Chapter 3

2.4K 253 59
                                    

Ola guys!  Panggil aku Evee ya lovv

Gimana huru hara kemarin?! Kabar hati kalian baik kan? HAHAHA

Maaf ya nunggu lama update dari Nyoman, chapter kali ini lebih panjang dari chapter sebelumnya kok. Dikit tapi wkwkw :D Btw, aku juga nungguin komen kalian terus lohh. Seneng aja baca pujian pujian dari kalian, so lovely <33

Pujian kalian menambah semangatkuuu, apalagi kalo ada yang mengkoreksi dan ngasih saran masukan di tulisankuu 🥰 Aku gampang overthinking soalnya🙂🙂

Jangan lupa vote ya guys, banyak yang baca tapi dikit yang vote :(( sedih akutuuu

Enjoy Reading!!

***

"Kak? Masih lamakah ini?" ucap Nabilah lemas. Wajahnya sudah pucat karena di dalam lift suhu semakin naik dan mulai pengap.

"Gak tau juga aku, sebentar." Paul berdiri, dan mulai menekan tombol darurat guna mencari informasi.

"Tunggu dulu ya kak, masih perbaikan karena hal tak terduga. Apakah ada suatu hal buruk terjadi di dalam?" suara pria dewasa mulai terdengar.

"Gak Pak, tapi ini di lift udah mulai sesak. Kira-kira berapa lama lagi ya Pak?" Paul menatap Nabilah, menunggu balasan dari luar yang ternyata mereka masih harus menunggu sekitar 20 menit lagi.

Paul mengambil botol minum yang selalu ia bawa, dan memberikannya kepada Nabilah. "Minum dulu biar sedikit lega,"

Paul memperhatikan Nabilah yang sedang meneguk air minumnya, ia kira akan terjadi indirect kiss. Namun ternyata Nabilah masih sanggup menyangganya. Ia menggelengkan kepalanya dengan pikiran konyolnya.

Nabilah memberikan kembali botolnya setelah ia meminum air di dalamnya. Nabilah tidak pernah terbayang jika malam di hari pertamanya ini, ia akan terjebak di dalam lift bersama orang asing. Bukan, bukan orang asing tetapi teman baru dari ajang bernyanyi.
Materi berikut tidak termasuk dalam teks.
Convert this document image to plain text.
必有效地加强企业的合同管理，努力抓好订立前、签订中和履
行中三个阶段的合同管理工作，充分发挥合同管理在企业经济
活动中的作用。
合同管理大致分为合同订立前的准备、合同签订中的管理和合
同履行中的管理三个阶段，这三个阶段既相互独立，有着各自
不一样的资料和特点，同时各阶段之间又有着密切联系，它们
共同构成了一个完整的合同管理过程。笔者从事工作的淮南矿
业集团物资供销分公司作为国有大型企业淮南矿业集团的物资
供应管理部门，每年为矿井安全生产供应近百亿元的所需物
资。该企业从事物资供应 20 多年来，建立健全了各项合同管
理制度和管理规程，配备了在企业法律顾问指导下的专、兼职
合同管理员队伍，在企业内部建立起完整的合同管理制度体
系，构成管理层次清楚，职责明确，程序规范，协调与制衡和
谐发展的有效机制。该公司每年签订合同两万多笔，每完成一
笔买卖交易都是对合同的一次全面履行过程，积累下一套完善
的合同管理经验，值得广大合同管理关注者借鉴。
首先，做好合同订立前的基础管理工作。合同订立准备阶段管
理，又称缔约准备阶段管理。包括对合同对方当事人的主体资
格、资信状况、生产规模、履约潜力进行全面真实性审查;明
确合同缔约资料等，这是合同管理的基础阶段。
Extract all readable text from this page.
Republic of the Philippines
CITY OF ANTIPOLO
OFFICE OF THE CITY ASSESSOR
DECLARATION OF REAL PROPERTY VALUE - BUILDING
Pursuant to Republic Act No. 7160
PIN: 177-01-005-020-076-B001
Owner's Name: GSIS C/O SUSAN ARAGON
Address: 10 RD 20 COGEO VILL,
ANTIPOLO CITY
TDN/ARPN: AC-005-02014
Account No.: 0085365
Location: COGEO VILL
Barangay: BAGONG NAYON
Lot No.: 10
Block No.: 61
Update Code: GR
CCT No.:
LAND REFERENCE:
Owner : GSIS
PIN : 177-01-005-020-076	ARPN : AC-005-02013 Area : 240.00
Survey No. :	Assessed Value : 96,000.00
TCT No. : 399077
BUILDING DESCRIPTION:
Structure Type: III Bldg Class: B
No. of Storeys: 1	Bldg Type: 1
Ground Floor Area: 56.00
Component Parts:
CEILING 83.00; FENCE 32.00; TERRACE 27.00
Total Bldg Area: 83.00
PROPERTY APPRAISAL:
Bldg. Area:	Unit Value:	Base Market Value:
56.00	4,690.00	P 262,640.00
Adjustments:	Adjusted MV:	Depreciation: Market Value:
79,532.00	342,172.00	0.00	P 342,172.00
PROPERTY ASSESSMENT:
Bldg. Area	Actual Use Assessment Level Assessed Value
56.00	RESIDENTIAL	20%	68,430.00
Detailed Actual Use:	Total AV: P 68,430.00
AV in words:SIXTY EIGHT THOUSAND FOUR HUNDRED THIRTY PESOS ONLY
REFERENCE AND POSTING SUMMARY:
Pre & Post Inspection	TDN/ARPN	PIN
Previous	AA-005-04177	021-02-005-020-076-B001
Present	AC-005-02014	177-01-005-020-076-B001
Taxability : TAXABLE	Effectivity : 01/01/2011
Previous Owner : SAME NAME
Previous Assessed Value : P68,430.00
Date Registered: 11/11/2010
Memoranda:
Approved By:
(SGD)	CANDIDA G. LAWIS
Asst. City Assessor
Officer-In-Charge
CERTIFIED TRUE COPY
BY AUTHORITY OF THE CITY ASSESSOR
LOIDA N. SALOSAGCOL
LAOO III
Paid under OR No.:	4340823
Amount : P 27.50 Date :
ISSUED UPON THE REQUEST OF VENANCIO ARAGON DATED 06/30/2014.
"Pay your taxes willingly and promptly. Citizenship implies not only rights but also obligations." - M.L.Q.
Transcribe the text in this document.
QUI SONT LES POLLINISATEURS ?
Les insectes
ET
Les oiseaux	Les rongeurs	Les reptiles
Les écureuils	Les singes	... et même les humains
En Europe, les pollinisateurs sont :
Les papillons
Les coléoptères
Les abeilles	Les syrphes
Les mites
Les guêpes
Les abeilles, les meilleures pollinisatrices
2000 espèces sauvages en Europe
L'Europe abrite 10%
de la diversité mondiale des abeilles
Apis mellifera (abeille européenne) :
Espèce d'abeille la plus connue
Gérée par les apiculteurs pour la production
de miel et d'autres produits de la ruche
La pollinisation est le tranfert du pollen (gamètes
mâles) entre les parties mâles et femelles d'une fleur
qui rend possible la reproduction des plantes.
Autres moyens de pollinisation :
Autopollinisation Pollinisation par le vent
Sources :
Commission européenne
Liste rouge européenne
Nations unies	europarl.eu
Tapi tetap saja mereka ini masih asing bukan? Asing tapi sudah saling genggam tangan, bahkan memegang pipi. Apa itu asing?

Paul yang mulai Evee.

Iya asing, iyaa. -Evee

Nabilah menarik nafasnya dalam-dalam dan menghembuskannya, "Kak? Aku tidur bentaran ya? Pusing kali ini loh kepalaku," ucap Nabilah sambil memegangi kepalanya efek dari sesaknya tempat dan tangisan tadi. Paul yang melihat itu secara reflek mendekat ke samping Nabilah, menepuk bahunya menyuruh Nabilah untuk bersandar.

"Gak usah Kak," tolak Nabilah, apa kata Abi nanti jika tahu? Kemudian Nabilah mulai tertidur dengan duduk. Meskipun ia tidur dengan kepala yang terantuk-antuk.

Paul yang melihat itu pun tidak tega, ia langsung kembali lebih mendekat pada Nabilah hingga kedua sisi tubuh mereka bersentuhan. Kemudian ia menggunakan tangannya untuk menyandarkan kepala Nabilah ke bahunya.

Jarak yang cukup dekat jika ia tundukkan dan menolehkan kepalanya ke arah Nabilah. Ia Menatap bulir-bulir keringat yang turun dari pelipis dan kening Nabilah, kemudian mengusapnya dengan tangannya.

'Nabilah wanginya enak,' pikir Paul dengan senyumnya. Selanjutnya ia ikut tertidur dengan menumpukan kepalanya di kepala Nabilah. Harum Nabilah menenangkan Paul di kla sesak seperti ini. Baunya candu.

***

Pintu lift terbuka, membuat Paul terbangun dari tidurnya akibat adanya kegaduhan orang-orang di depan lift. Ia tersadar jika Nabilah masih tertidur di pundaknya tapi ia merasa suhu tubuh Nabilah meningkat. Paul pegang keningnya yang memang terasa panas, ia tidak menyadari bahwa perlakuannya dilihat oleh beberapa kontestan lain sejak pintu lift terbuka.